The author grew up among women who had served in the armed forces of the Soviet Union.but who were unacknowledged in official histories. She began collating the accounts of female fighter pilots, tank commanders , front line medics, soldiers and so on but was not allowed to publish the book she had assembled because it differed from the official line.

However, perestroika finally arrived and she could publish. There was a theme running through the book -.some resistance from families, boyfriends, the forces to women signing up. The women themselves were concerned about their femininity; their families about the respectability and virtuousness.of their daughters.

This is a fascinating book.

mildlydispeptic · 01/03/2023 06:11

Day of Battle by Rick Atkinson

NorthFaceofthelaundrypile · 01/03/2023 06:44

A woman of no importance by Sonia Purnell, about the spy Virginia Hall

billysboy · 01/03/2023 06:48

Another vote for the forgotten highlander

Peckhaminn · 07/03/2023 23:00

Helmet for my pillow - AMAZING memoir about the pacific war during WW2. The HBO series was based on his book.

StarbucksSmarterSister · 07/03/2023 23:02

JassyRadlett · 05/02/2023 21:07

Also recommend Sarah Helm's history of Ravensbruck which is devastating but so well done, and A Life in Secrets, which is her biography of Vera Atkins.

Absolutely. Utterly brilliant

Peckhaminn · 07/03/2023 23:04

Another is 'Keep Smiling Through - Vera Lynn'
I actually knew Vera Lynn personally, I went to school with the granddaughter of Vera. Very good book.

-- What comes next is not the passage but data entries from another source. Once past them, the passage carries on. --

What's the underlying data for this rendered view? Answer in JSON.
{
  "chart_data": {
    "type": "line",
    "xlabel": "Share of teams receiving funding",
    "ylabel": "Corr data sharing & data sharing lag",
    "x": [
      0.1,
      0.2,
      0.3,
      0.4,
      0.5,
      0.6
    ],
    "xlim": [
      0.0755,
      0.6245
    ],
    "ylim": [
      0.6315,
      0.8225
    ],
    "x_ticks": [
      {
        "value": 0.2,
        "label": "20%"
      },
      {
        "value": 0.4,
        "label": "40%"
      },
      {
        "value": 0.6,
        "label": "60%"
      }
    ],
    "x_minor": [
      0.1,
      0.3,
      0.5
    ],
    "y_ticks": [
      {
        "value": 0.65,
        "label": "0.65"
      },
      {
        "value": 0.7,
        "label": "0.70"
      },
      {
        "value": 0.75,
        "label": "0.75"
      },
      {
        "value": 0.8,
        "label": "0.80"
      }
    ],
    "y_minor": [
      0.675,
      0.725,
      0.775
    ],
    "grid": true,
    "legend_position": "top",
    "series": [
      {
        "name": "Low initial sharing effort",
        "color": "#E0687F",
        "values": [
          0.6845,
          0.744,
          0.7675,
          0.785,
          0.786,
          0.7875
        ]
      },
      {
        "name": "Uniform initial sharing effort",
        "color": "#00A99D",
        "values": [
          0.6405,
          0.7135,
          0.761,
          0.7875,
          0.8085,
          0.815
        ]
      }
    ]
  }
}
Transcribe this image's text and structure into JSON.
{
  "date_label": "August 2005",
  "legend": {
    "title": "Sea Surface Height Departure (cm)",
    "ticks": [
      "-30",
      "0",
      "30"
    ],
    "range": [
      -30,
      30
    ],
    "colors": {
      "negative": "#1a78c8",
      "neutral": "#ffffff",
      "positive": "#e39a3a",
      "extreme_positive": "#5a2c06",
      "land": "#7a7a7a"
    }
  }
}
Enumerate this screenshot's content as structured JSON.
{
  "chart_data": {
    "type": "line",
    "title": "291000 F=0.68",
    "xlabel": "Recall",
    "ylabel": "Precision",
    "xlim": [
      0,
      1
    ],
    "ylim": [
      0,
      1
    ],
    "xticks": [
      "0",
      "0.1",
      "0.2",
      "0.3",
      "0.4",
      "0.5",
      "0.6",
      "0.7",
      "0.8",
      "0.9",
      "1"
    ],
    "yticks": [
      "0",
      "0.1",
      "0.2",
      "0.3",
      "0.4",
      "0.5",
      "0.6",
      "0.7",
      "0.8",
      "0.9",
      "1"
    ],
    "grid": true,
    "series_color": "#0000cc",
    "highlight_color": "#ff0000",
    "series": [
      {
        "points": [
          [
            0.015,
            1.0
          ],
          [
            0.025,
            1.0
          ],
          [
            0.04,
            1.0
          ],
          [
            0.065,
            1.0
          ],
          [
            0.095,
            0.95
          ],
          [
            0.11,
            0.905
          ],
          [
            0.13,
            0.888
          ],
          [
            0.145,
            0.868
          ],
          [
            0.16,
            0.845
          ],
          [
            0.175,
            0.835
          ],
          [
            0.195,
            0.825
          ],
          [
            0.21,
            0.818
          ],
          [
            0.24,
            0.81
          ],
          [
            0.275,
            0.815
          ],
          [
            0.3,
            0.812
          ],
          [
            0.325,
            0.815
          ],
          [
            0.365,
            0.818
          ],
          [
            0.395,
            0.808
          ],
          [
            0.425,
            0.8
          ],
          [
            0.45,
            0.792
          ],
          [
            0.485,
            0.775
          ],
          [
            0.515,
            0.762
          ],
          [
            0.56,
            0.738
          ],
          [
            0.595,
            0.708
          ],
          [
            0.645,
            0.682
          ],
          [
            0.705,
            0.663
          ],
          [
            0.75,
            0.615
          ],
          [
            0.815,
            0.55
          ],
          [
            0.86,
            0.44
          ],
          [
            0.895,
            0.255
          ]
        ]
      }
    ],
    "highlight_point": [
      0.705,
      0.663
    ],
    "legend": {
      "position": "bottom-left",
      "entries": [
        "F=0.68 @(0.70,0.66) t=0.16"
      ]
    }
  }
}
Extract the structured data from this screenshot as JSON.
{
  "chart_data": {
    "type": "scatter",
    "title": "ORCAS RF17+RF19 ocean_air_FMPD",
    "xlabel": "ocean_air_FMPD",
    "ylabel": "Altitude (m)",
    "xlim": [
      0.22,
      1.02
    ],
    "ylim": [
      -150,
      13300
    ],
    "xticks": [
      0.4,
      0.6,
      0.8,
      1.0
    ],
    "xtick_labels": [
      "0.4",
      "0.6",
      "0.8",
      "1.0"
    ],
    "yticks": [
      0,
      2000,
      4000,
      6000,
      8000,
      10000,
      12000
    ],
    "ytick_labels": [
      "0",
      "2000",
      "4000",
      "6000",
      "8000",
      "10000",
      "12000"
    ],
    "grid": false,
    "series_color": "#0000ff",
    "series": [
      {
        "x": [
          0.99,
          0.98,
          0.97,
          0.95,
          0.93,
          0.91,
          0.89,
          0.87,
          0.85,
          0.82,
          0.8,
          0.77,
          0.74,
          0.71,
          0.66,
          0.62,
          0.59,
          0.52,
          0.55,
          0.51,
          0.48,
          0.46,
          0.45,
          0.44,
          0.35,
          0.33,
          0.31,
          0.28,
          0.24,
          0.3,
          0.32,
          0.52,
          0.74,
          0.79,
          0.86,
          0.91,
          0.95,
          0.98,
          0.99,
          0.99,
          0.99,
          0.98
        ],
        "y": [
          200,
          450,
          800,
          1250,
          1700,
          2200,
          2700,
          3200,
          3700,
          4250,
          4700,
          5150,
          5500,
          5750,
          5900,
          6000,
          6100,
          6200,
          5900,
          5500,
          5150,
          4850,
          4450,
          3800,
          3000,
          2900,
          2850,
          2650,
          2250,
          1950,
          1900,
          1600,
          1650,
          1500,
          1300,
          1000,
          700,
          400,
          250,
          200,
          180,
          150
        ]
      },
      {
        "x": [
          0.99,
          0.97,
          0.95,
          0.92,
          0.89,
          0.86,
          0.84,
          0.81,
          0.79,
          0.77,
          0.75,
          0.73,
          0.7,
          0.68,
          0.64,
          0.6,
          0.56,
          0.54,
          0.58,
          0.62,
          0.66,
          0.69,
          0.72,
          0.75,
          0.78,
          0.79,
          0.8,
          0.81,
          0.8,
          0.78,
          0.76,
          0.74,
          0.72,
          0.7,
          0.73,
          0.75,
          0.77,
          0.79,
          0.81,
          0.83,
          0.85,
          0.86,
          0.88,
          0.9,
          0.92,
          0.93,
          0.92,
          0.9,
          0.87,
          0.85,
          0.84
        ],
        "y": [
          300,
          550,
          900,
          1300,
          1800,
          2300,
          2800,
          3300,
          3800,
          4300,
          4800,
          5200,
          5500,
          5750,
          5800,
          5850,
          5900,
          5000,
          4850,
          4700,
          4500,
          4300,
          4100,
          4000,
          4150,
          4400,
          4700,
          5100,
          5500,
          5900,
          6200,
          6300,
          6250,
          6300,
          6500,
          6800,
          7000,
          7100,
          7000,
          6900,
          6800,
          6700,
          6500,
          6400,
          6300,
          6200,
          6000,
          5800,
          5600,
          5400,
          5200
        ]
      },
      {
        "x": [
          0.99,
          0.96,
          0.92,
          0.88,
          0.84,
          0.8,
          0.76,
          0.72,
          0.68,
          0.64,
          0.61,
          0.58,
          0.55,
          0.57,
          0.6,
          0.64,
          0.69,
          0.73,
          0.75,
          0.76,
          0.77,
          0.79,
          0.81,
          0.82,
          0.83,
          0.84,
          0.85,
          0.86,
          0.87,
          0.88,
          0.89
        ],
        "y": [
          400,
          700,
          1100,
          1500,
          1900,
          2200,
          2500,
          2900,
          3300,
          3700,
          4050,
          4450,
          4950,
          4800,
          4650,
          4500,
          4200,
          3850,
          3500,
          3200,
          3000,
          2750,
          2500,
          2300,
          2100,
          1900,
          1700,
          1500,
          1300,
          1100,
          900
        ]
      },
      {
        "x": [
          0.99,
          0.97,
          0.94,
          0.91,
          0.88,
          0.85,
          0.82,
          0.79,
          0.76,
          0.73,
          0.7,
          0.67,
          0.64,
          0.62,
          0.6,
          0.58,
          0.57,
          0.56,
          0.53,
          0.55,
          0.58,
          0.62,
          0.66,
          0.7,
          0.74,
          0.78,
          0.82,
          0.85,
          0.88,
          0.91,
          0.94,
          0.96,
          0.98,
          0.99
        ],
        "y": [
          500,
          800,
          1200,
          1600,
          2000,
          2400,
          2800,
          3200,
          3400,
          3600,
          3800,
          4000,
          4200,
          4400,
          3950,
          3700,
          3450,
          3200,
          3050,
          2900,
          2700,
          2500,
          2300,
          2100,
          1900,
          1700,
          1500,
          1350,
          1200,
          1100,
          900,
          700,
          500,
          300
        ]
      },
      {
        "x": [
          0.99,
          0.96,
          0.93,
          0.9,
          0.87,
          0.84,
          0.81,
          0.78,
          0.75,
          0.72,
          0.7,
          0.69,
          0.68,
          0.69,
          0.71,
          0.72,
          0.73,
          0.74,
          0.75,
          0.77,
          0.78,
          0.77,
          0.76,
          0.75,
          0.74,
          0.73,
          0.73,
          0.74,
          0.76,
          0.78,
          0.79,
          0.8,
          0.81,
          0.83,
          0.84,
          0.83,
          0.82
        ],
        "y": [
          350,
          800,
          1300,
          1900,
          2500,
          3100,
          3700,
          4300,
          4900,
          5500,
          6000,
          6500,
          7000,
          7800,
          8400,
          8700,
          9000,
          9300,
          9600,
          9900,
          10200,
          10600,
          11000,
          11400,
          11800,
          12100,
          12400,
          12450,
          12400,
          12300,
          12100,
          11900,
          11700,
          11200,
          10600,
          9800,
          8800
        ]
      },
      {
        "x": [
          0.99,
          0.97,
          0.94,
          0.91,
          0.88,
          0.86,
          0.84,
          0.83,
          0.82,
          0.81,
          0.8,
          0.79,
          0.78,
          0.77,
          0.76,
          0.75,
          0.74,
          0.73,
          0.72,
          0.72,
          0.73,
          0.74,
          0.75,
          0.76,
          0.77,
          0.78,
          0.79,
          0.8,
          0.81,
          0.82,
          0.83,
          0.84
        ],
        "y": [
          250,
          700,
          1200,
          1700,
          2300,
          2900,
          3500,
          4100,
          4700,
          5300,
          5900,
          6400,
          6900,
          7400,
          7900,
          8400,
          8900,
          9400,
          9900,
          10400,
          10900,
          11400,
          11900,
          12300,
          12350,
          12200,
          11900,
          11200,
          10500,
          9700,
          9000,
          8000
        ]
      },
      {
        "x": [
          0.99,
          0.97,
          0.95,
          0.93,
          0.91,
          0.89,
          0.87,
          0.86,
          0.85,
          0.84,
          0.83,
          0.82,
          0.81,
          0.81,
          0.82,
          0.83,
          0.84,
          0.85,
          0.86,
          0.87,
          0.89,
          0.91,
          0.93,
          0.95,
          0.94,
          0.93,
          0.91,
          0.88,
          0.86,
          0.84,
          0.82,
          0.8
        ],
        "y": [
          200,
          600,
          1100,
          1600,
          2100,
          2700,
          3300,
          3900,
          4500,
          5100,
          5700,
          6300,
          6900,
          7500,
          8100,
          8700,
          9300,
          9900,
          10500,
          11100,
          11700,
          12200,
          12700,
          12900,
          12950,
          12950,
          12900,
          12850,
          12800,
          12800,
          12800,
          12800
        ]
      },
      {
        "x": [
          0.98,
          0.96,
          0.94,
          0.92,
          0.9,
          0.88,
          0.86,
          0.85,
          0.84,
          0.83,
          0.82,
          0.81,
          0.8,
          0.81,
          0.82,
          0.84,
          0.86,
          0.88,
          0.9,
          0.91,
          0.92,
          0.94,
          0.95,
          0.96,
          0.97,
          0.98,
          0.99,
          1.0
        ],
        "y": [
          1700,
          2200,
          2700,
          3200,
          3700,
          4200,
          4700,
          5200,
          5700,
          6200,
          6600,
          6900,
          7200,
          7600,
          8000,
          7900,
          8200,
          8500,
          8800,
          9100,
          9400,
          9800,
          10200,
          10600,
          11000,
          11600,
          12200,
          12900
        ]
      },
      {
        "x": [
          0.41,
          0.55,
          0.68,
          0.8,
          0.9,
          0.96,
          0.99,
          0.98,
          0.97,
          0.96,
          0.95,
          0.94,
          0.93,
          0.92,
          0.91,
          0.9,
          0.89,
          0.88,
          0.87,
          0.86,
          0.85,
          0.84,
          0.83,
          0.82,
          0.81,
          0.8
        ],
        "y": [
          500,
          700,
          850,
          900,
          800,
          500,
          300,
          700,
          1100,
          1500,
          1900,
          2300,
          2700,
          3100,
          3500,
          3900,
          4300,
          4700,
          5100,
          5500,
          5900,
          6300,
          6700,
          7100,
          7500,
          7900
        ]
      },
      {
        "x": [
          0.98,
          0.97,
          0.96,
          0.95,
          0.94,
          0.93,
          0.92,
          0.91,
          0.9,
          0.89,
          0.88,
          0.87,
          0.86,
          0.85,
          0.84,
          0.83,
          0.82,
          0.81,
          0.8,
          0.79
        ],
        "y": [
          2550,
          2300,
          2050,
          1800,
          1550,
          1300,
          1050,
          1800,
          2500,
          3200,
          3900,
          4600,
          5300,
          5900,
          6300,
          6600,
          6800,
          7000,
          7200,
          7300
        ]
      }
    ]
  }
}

DarkDarkNight · 07/03/2023 23:29

Night by Elie Wiesel
A Memoir by a survivor. It is a small, slim volume which haunted me for a long time after I read it. I kept returning to certain passages again and again. It is beautifully written, angry and elegiac.

Bloodlands: Europe Between Hitler and Stalin by Timothy Snyder
A really rich and thorough history of the ‘bloodlands’ of Europe from around 1930 through WW2. It told me a lot about what was happening before the Holocaust as I knew it. Scholarly but not a difficult read.

TonTonMacoute · 08/03/2023 18:59

As well as Rise and Fall of the Third Riech, William Shirer also published his Berlin Diaries which are good.

Fred Uhlmann - Reunion, autobiography of his life during the rise of the Nazis

Anne Marie Waters - Moondrop to Gascony, autobiography of an SOE agent

DorritLittle · 08/03/2023 19:12

I really enjoyed Charlotte by David Foenkinos although it is strictly speaking a novel.